When publisher Bertram Lippincott read Zora Neale Hurston's short story “The Gilded Six-Bits” in Story magazine in August 1933, he wrote to inquire whether she was working on a novel. She was, and by early October she sent him the manuscript of Jonah's Gourd Vine. It was published the following May. Loosely based on the lives of Hurston's parents, Jonah tells the story of Lucy and John Pearson's courtship and marriage, John's swift rise to prominence as a Baptist preacher, his equally swift fall, Lucy's strength and perseverance, and the family's ultimate dissolution. All this takes place against a background of social and technological change occurring in the South at the turn of the century. These changes are subordinate to the cultural traditions that remain intact: the sermons, work songs, courtship rituals, aphorisms, children's rhymes, and hoodoo beliefs and practices. In the foreground are the experiences of Lucy and John.
In their hometown of Notasulga, Alabama, Lucy is a daughter of a well-to-do farmer, while John's family lives “over-the-creek.” She excels in the classroom, while he has mastered the arts of the vernacular culture. After marrying Lucy, John decides to move the family to Florida, where his preaching wins him respect and status. But John's philandering costs him that respect and he almost loses his pastorate, until Lucy advises him how to win it back. He does, but resentful of her help, he soon is caught in the same sin. After Lucy dies, he remarries quickly and unwisely. The novel ends when John, married a third time, is killed when his car is hit by a train, the image the novel associates with him.

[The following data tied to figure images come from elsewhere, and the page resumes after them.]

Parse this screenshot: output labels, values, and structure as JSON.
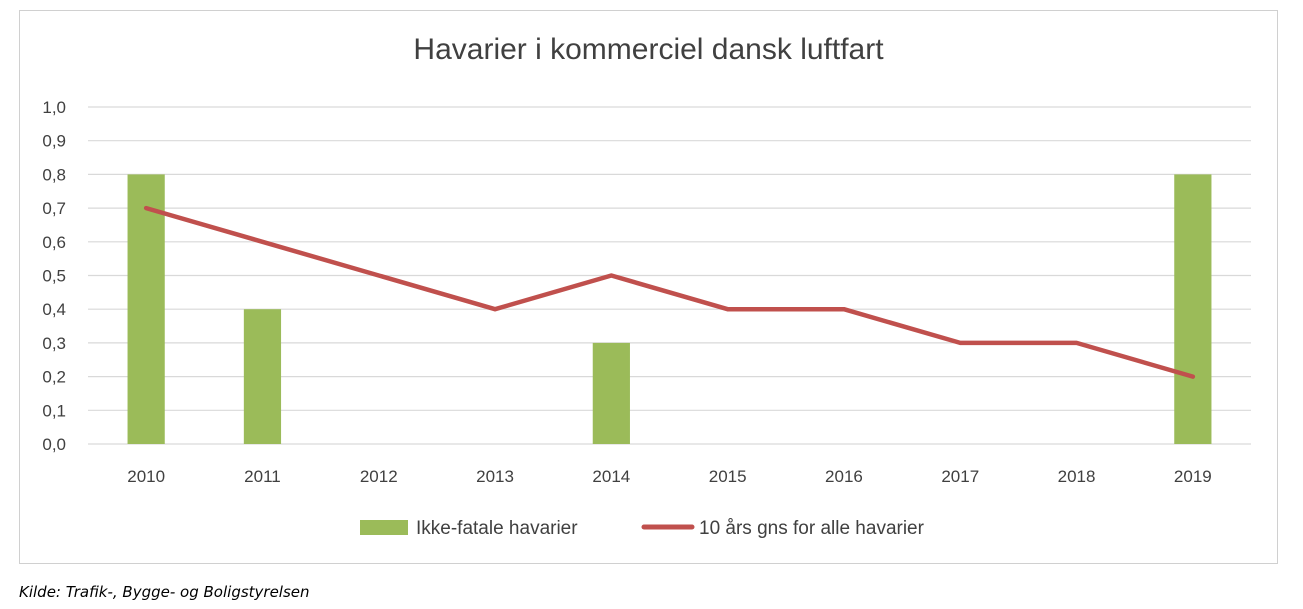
{
  "chart_data": {
    "type": "bar",
    "title": "Havarier i kommerciel dansk luftfart",
    "categories": [
      "2010",
      "2011",
      "2012",
      "2013",
      "2014",
      "2015",
      "2016",
      "2017",
      "2018",
      "2019"
    ],
    "series": [
      {
        "name": "Ikke-fatale havarier",
        "type": "bar",
        "color": "#9bbb59",
        "values": [
          0.8,
          0.4,
          0,
          0,
          0.3,
          0,
          0,
          0,
          0,
          0.8
        ]
      },
      {
        "name": "10 års gns for alle havarier",
        "type": "line",
        "color": "#c0504d",
        "values": [
          0.7,
          0.6,
          0.5,
          0.4,
          0.5,
          0.4,
          0.4,
          0.3,
          0.3,
          0.2
        ]
      }
    ],
    "y_ticks": [
      "0,0",
      "0,1",
      "0,2",
      "0,3",
      "0,4",
      "0,5",
      "0,6",
      "0,7",
      "0,8",
      "0,9",
      "1,0"
    ],
    "ylim": [
      0,
      1.0
    ],
    "grid": true,
    "legend_position": "bottom"
  },
  "source_note": "Kilde: Trafik-, Bygge- og Boligstyrelsen"
}
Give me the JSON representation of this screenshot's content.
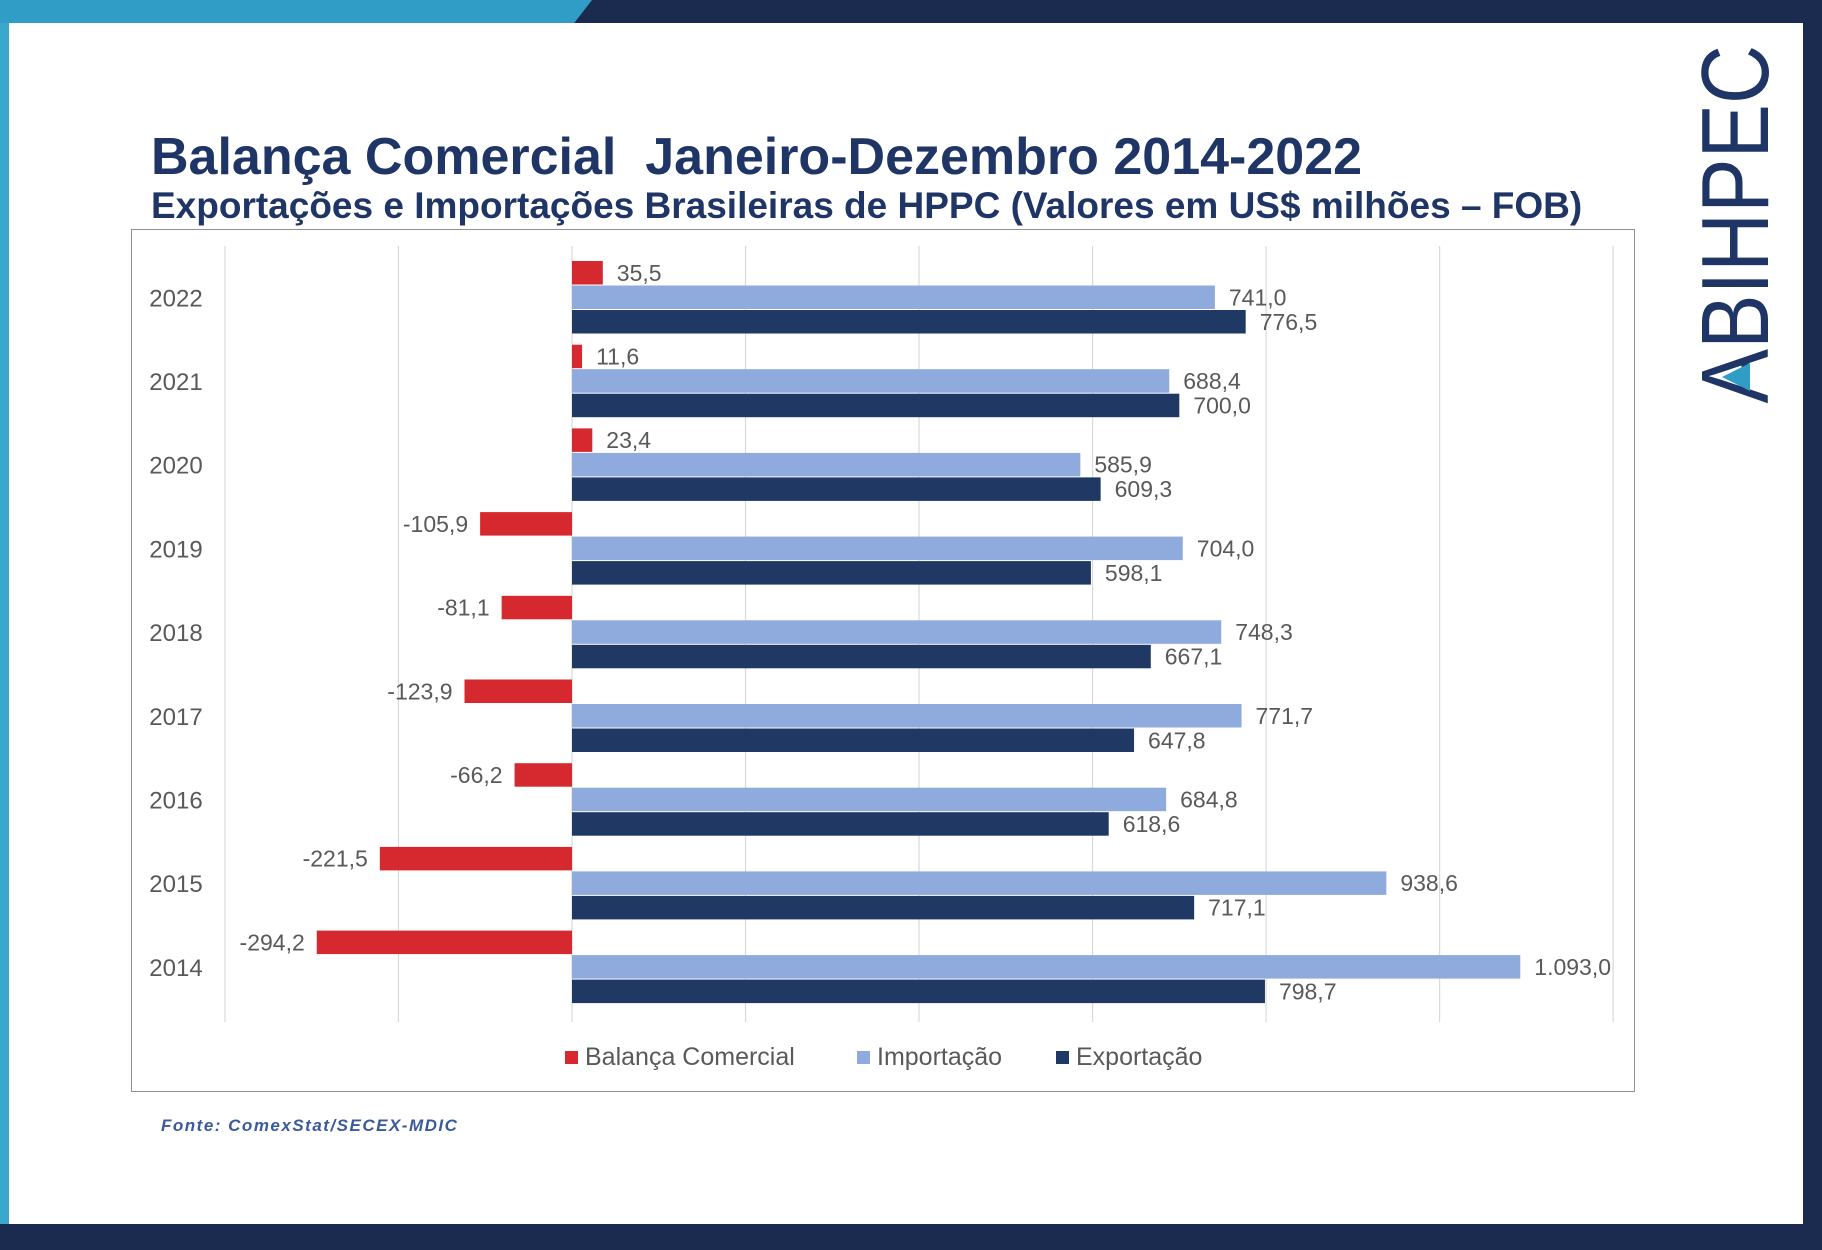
{
  "theme": {
    "frame_navy": "#1b2b50",
    "frame_teal": "#2f9dc6",
    "title_color": "#1f3566",
    "label_color": "#595959"
  },
  "logo": {
    "text": "ABIHPEC"
  },
  "chart_data": {
    "type": "bar",
    "orientation": "horizontal",
    "title": "Balança Comercial  Janeiro-Dezembro 2014-2022",
    "subtitle": "Exportações e Importações Brasileiras de HPPC (Valores em US$ milhões – FOB)",
    "categories": [
      "2022",
      "2021",
      "2020",
      "2019",
      "2018",
      "2017",
      "2016",
      "2015",
      "2014"
    ],
    "series": [
      {
        "name": "Balança Comercial",
        "color": "#d6292f",
        "values": [
          35.5,
          11.6,
          23.4,
          -105.9,
          -81.1,
          -123.9,
          -66.2,
          -221.5,
          -294.2
        ],
        "labels": [
          "35,5",
          "11,6",
          "23,4",
          "-105,9",
          "-81,1",
          "-123,9",
          "-66,2",
          "-221,5",
          "-294,2"
        ]
      },
      {
        "name": "Importação",
        "color": "#8faadc",
        "values": [
          741.0,
          688.4,
          585.9,
          704.0,
          748.3,
          771.7,
          684.8,
          938.6,
          1093.0
        ],
        "labels": [
          "741,0",
          "688,4",
          "585,9",
          "704,0",
          "748,3",
          "771,7",
          "684,8",
          "938,6",
          "1.093,0"
        ]
      },
      {
        "name": "Exportação",
        "color": "#203864",
        "values": [
          776.5,
          700.0,
          609.3,
          598.1,
          667.1,
          647.8,
          618.6,
          717.1,
          798.7
        ],
        "labels": [
          "776,5",
          "700,0",
          "609,3",
          "598,1",
          "667,1",
          "647,8",
          "618,6",
          "717,1",
          "798,7"
        ]
      }
    ],
    "xlim": [
      -400,
      1200
    ],
    "grid": true,
    "legend": "bottom"
  },
  "footer": {
    "source": "Fonte: ComexStat/SECEX-MDIC"
  }
}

As Hurston confided to fellow writer James Weldon Johnson, her protagonist represents the love of eloquence and beauty that she believed was pervasive among African Americans. But John was to represent more: in the pulpit “he becomes the voice of the spirit.” As is true throughout Hurston's fiction, the spirit invoked in the novel fuses Christian theology and African belief, imaged here as the drum. Yet the novel never adequately explores the reasons John, the gifted preacher-poet, repeatedly contravenes the dictates of the spirit and misreads his own metaphors.
Lucy is also unable to achieve an identity between word and deed, even though she possesses the insight that her husband lacks. In a passage echoed in the maternal deathbed scene in Hurston's autobiography, Dust Tracks on a Road (1942), Lucy Pearson warns her daughter, “Don't you love nobody better'n you do yo'self. Do you'll be dying befo' yo' time is out.” Loving John too much, Lucy has acquiesced in her own suppression. At her death, she remains on the threshold of self-discovery.
Jonah brims with the lore Hurston had spent six intensive years collecting. Some critics argue that the folk materials overwhelm the narrative. But others assert that Jonah is an experimental novel that dramatizes Hurston's theories of African American culture, particularly its African retentions and the primacy of spirituality.